Mexico has 3,201 plastics processors. Nearly 60 percent of those companies have fewer than 15 employees, and most use commodity resins. Only a few use engineering resins to make demanding parts for markets such as automotive and electronics.

Mexico's processors use machines averaging 18 years old.

The Mexican machinery sector remains very small, accounting for only 10 percent of domestic sales, the report said. Estimates show only 10 companies make production machines for plastics. Another 110 make molds and dies, but the report said most of those also do plastics processing.

The U.S. government report also said Mexico is rebounding from its crippling peso crisis, caused by a massive currency devaluation in December 1994. Over the following 12 months, the peso lost 55 percent of its value against the U.S. dollar — meaning U.S.-made products cost 55 percent more than before in Mexico.

Machinery company executives said the peso crisis dashed what had been a promising market, not long after the signing of the North American Free Trade Agreement.
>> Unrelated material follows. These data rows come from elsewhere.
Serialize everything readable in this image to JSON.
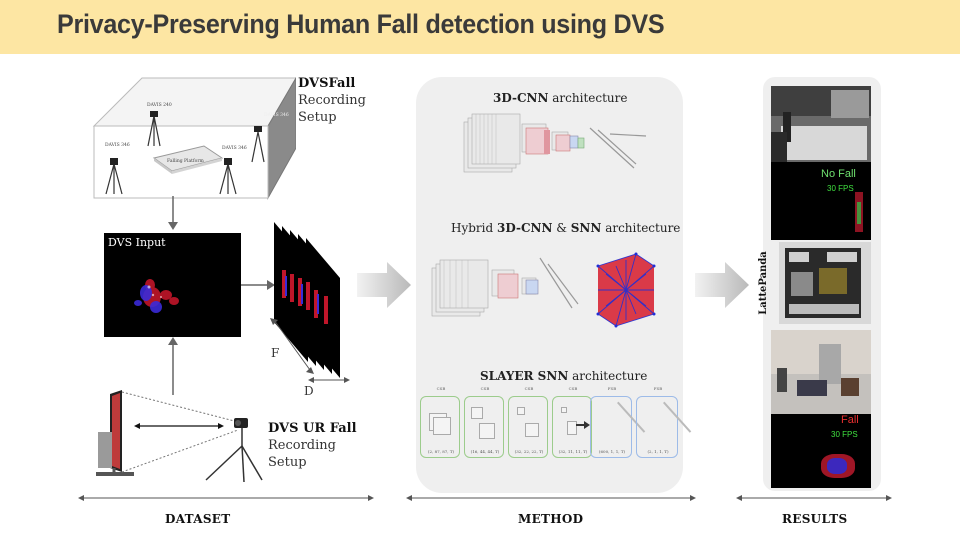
{
  "title": "Privacy-Preserving Human Fall detection using DVS",
  "dataset": {
    "dvsfall_bold": "DVSFall",
    "dvsfall_rest1": "Recording",
    "dvsfall_rest2": "Setup",
    "room_labels": {
      "cam1": "DAVIS 240",
      "cam2": "DAVIS 346",
      "cam3": "DAVIS 346",
      "cam4": "DAVIS 346",
      "platform": "Falling Platform"
    },
    "dvs_input_label": "DVS Input",
    "axis_f": "F",
    "axis_d": "D",
    "urfall_bold": "DVS UR Fall",
    "urfall_rest1": "Recording",
    "urfall_rest2": "Setup"
  },
  "method": {
    "arch1_bold": "3D-CNN",
    "arch1_rest": " architecture",
    "arch2_pre": "Hybrid ",
    "arch2_bold1": "3D-CNN",
    "arch2_mid": " & ",
    "arch2_bold2": "SNN",
    "arch2_rest": " architecture",
    "arch3_bold": "SLAYER SNN",
    "arch3_rest": " architecture",
    "slayer_blocks": [
      {
        "head": "CSB",
        "dims": "(2, 87, 87, T)"
      },
      {
        "head": "CSB",
        "dims": "(16, 44, 44, T)"
      },
      {
        "head": "CSB",
        "dims": "(32, 22, 22, T)"
      },
      {
        "head": "CSB",
        "dims": "(32, 11, 11, T)"
      },
      {
        "head": "FSB",
        "dims": "(600, 1, 1, T)"
      },
      {
        "head": "FSB",
        "dims": "(2, 1, 1, T)"
      }
    ]
  },
  "results": {
    "no_fall_label": "No Fall",
    "no_fall_fps": "30 FPS",
    "board_label": "LattePanda",
    "fall_label": "Fall",
    "fall_fps": "30 FPS"
  },
  "sections": {
    "dataset": "DATASET",
    "method": "METHOD",
    "results": "RESULTS"
  },
  "colors": {
    "title_bg": "#fde6a3",
    "panel_bg": "#efefef",
    "no_fall_text": "#6fe06f",
    "fall_text": "#e83030",
    "fps_text": "#3fe03f"
  }
}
In 1994, the first year of NAFTA, U.S.-Mexico trade increased by 23 percent, balanced between imports and exports. After the peso crisis, U.S. exports to Mexico declined 9 percent in 1995, as goods shipped from Mexico to the United States increased 25 percent.

``The period from January 1995 through the first half of 1996 was a time of painful adjustment for Mexico,'' the report said.

On the positive side, the currency crisis hammered down Mexico's big trade deficit, from $29 billion in 1994 to less than $700 million in 1995. During the first half of 1996, the peso appreciated slightly, interest rates fell sharply, and the stock market posted big gains, the report said. Industrial output also enjoyed a big gain. Domestic interest rates are still relatively high, at 35-40 percent.